Everyone loves a good hero story, but this author says we need to look at the bigger picture
Rebecca Solnit's new book examines who gets centered in media narratives and why
When author Rebecca Solnit was 18 and bussing tables at a diner in Sausalito, Calif., she says a chef nearly three times her age kept grabbing her from behind.
This was four decades ago, and she says she didn't think her boss would take her seriously if she brought a complaint to him.
So, she came up with a plan: the next time the chef grabbed her, she was holding a tray with nearly 40 clean glasses and let them all crash to the ground.
"I doubted [my boss] cared about the integrity of my ass, but he did care about losing 40 glasses," she told The Current interim host Laura Lynch.
Today, she says, there's a chance she wouldn't have to resort to those kinds of measures. She pointed to the story of a Georgia waitress who recently body slammed a customer who groped her, and received immediate support from the restaurant's manager and owner.

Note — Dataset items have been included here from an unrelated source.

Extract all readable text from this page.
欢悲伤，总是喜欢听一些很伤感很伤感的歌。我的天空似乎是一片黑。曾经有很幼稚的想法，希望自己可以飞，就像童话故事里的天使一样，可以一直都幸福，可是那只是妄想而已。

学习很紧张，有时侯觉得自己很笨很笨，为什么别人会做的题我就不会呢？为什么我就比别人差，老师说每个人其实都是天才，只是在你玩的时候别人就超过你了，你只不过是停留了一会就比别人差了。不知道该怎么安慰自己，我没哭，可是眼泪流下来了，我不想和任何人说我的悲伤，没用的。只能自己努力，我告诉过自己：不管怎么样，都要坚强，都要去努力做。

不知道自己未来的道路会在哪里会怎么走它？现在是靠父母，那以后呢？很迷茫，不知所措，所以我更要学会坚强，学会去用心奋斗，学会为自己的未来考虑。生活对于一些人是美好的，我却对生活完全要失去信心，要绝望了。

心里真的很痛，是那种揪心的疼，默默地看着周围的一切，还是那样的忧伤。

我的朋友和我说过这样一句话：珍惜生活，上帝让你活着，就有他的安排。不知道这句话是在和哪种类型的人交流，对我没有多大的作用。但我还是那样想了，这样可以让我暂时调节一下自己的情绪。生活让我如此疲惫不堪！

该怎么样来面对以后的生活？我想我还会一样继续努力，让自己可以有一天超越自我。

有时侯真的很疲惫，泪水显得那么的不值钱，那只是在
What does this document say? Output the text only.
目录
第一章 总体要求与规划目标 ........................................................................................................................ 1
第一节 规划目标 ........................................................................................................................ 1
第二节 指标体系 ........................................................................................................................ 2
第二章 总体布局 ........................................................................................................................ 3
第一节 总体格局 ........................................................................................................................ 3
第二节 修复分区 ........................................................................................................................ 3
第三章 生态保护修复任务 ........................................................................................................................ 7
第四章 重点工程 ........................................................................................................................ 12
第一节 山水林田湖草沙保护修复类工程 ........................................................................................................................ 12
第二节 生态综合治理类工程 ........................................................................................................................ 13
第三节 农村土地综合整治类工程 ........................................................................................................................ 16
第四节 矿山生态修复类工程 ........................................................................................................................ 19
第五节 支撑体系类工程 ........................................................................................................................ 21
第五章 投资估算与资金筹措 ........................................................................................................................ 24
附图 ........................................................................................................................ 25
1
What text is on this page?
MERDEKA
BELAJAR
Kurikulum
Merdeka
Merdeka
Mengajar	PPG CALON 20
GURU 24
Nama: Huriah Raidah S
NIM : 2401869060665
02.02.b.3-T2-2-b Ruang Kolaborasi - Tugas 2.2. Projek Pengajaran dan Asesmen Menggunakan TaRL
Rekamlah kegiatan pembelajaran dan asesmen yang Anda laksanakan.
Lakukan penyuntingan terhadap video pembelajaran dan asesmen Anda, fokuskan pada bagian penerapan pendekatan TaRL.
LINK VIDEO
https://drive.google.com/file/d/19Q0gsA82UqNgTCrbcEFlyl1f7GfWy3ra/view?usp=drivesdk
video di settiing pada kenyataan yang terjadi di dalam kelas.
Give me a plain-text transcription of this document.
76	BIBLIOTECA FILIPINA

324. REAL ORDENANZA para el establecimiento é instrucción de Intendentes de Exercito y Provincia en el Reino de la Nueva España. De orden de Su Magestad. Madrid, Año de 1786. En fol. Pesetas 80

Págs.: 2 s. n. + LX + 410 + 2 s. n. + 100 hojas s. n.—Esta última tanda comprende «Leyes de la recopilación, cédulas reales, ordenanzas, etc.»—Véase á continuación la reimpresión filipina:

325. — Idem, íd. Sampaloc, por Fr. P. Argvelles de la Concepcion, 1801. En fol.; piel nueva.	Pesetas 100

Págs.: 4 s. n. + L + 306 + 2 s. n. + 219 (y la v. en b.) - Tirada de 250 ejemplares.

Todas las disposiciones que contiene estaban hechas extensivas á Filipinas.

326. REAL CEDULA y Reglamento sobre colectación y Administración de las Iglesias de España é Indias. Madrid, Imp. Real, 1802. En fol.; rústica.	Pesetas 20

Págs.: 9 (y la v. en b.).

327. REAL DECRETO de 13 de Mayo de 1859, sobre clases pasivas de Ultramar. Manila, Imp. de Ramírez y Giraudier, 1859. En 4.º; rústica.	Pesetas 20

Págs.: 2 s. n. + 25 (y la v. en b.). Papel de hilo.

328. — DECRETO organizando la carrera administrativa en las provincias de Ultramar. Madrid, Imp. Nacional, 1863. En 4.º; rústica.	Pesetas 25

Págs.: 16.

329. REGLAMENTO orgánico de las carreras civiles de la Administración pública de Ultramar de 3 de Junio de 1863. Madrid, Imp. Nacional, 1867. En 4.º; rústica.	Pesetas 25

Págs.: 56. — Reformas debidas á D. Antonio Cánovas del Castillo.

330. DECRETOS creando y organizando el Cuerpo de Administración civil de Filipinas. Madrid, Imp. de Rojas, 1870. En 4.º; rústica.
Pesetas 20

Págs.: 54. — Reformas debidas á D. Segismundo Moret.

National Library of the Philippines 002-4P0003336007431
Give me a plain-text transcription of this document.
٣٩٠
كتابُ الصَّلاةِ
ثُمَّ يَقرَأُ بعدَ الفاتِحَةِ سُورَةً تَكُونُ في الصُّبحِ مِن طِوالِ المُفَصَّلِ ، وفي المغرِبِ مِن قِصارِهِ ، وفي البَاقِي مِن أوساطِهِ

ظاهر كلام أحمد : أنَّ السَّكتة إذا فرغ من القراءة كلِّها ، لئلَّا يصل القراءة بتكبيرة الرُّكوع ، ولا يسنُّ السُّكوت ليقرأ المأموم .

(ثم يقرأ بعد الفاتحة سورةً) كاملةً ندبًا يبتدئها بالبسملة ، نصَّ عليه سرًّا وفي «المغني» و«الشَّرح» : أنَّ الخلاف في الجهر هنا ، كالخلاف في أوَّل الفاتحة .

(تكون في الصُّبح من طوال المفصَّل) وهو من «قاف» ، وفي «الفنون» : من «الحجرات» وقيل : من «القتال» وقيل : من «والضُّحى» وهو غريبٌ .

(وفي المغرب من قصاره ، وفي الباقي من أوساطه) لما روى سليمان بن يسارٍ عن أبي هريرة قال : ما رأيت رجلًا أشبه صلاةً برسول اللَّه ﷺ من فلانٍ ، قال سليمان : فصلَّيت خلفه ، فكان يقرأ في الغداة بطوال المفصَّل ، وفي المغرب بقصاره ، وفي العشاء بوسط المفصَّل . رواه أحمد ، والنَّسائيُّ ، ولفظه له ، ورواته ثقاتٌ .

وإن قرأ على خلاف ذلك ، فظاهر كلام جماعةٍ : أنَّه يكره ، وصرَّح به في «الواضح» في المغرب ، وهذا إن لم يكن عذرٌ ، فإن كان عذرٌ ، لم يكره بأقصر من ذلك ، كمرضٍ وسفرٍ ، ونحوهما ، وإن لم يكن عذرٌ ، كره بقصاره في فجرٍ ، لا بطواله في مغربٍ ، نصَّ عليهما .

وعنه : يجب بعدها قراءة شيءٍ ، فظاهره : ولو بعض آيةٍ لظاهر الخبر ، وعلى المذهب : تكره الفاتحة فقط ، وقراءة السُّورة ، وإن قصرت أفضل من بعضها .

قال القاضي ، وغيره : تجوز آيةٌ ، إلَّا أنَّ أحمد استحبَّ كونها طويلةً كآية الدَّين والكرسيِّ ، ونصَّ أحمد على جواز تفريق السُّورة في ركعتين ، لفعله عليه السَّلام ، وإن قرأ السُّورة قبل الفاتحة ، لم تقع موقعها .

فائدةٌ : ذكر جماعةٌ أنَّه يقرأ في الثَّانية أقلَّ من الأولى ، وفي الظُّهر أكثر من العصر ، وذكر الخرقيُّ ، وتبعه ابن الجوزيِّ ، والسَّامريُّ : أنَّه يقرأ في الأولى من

"She must have felt, 'I am in a world where my boss is actually is going to take this seriously. Maybe I'm even in a world where the police are going to treat this as assault,'" Solnit said.
Solnit just released a new book of essays, Whose Story Is This?: Old Conflicts, New Chapters, about the cultural shift around who gets to be at the centre of the stories we tell as a society.
Centring marginalized voices
"We are in this incredible era of changing the story," she said, arguing that recent social movements like #MeToo and Black Lives Matter have helped hand the microphone to voices that typically haven't had power.
"The police shooting the unarmed black woman is going to be about the woman, and not about the cop," she said.
Solnit said that shift is causing "a tremendous battle" with people who have traditionally held the reins of power.
"We still have old white male judges who will treat a rape as how it affects the boy's future rather than the girl he raped," she said. "The story of immigrants is focused not on the desperation and terror that makes people become refugees, but how it is for the people when they arrive, the mild discomfort or annoyance of strangers in your community."
Greta Thunberg and the hero treatment
Solnit also argued that as this cultural shift continues, storytelling — from Hollywood to journalism — needs to stop focusing on individual "heroes" and instead look at the underlying movements that have allowed those people to be propelled into the spotlight in the first place.
"The whole framework suggests ... that the rest of us are not heroes, that we're passive or wicked or helpless or confused and need to be saved," Solnit said.
"If you actually look at the most beautiful parts of our histories, it's mass movement, it's collectives, it's groundswells," she said. "It's not the exceptional, but the ordinary people who change the world."
Solnit pointed to how the media paints environmental teen activist Greta Thunberg as an individual hero, instead of looking at the decades of feminist and environmental activism, especially by Indigenous people, that helped lay the groundwork for more people to be open to hearing Thunberg's message.
"I think Greta is wonderful and amazing, but I think that she was in the right place at the right time. And what made it the right place? What made it the right time?" she said.
"It's a collective engagement that created this space for her to be heard. And it's the people ready to listen to her."